Additionally, KCC will require all classes have a minimum two-thirds fill rate as it attempts to hold departments to a total cap of $3.8 million in lectureship spending. This is the same allocation provided in 2018, but the school far exceeded its budget last year, spending $5.3 million, according to Pagotto.
Still, exceptions to the minimum fill rate could be made.
“There are classes that will have to be offered even though they’re not two-thirds full,” she told Civil Beat. “Our goal is not to bottleneck students and delay progress through degree programs.”
KCC, whose signature programs remain hospitality and culinary arts — the Culinary Institute of the Pacific at Diamond Head opened in a gleaming new facility two years ago — is the only place in the state to offer certification in emergency medical technician services, physical therapy and occupational therapy, for instance.
Of the 668 classes offered in the Arts & Sciences department, only 456 were two-thirds full as of Aug. 15 leaving more than 200 on the possible chopping block.
Tuition and fees account for about half of KCC’s $43 million revenue, with the other half consisting mainly of state funding.
The campus, which awards associate degrees and offers both credit and non-credit programs, is the largest transfer institution to UH Manoa of all the community colleges.

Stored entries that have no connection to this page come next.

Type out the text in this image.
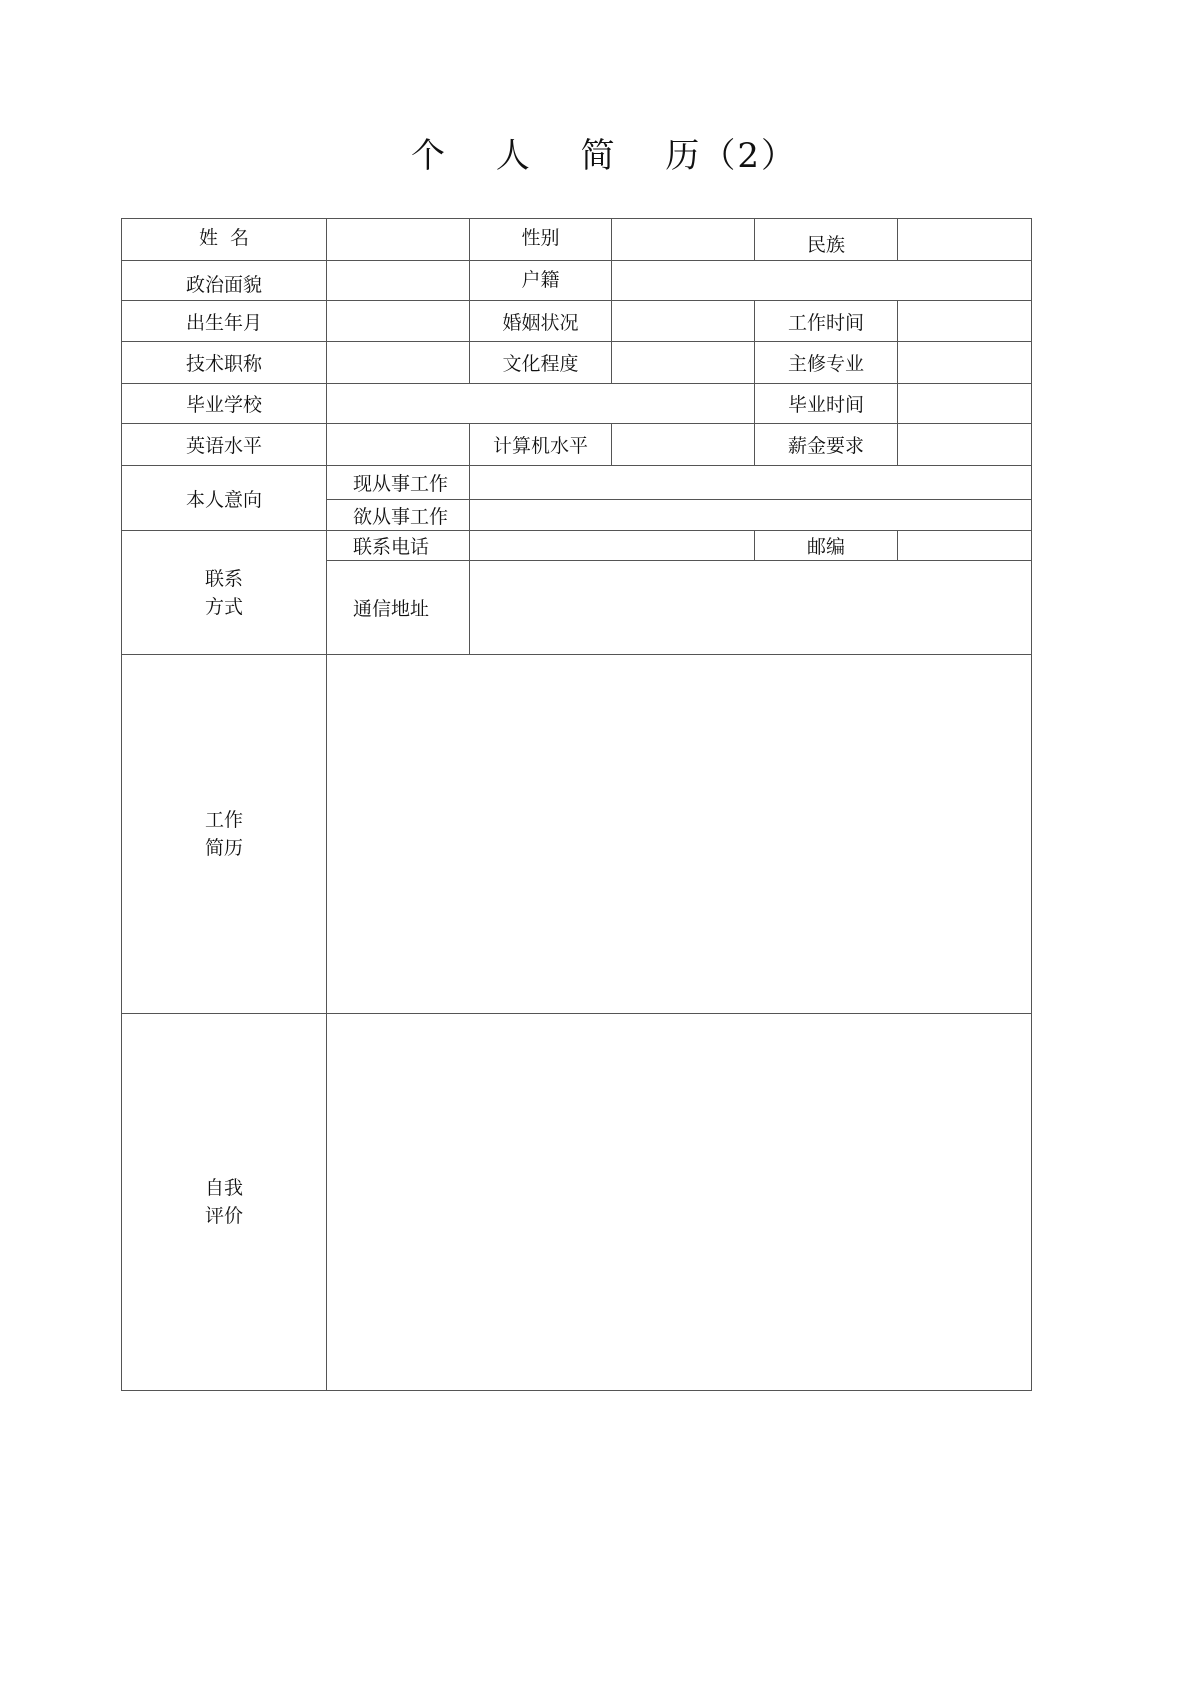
个 人 简 历（2）
姓  名		性别		民族	
政治面貌		户籍			
出生年月		婚姻状况		工作时间	
技术职称		文化程度		主修专业	
毕业学校				毕业时间	
英语水平		计算机水平		薪金要求	
本人意向	现从事工作				
	欲从事工作				

联系
方式	联系电话			邮编	
	通信地址				

工作
简历					

自我
评价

KCC Arts and Sciences Dean David Napoleon said the school will surpass 6,000 in enrollment this fall. “I didn’t think we were going to get there,” he told administrators during an Aug. 15 budget meeting.
Cory Lum/Civil Beat
To alleviate its financial challenges, the school will not be required this year to contribute its usual $900,000 to the UH system-wide “performance funding model,” Pagotto said at the August 15 meeting. That system awards schools meeting certain performance-based outcomes, like total degrees and certificates awarded and transfers into four-year institutions, with funds from that pool.
Another challenge facing KCC is demographic trends, according to UH Spokesman Dan Meisenzahl.
Migration to the west side has contributed to higher enrollment at Leeward Community College, now the largest of all the community colleges, as more families leave aging communities like Kaimuki, he said. LCC, he pointed out, also has a robust partnership with the Hawaii Department of Education through programs like Early College, which gives high schoolers the opportunity to gain college credit.
For now, the long-range recruitment plan for KCC will continue to include outreach at local high schools, as well as local and international educational fairs in countries like Japan and China to boost international student enrollment, according to Pagotto.
KCC has historically enjoyed one of the highest international student enrollments among the colleges — they account for about 10% of its student body, compared with 5% in the entire UH system.
“The university (system) has been increasingly more focused on looking for ways to increase the opportunities and attractions for non-U.S. students,” Meisenzahl said, pointing out that international students pay higher tuition rates and therefore supply greater revenue.
Although KCC is the only community college facing such steep cuts this year, UH Chief Financial Affairs Office Kalbert Young says community colleges across the state will need to adjust their offerings to meet the highest level of demand and “provide other programs sustainably.”
“Which means bluntly … that it’s absolutely prudent to downsize those programs,” he said.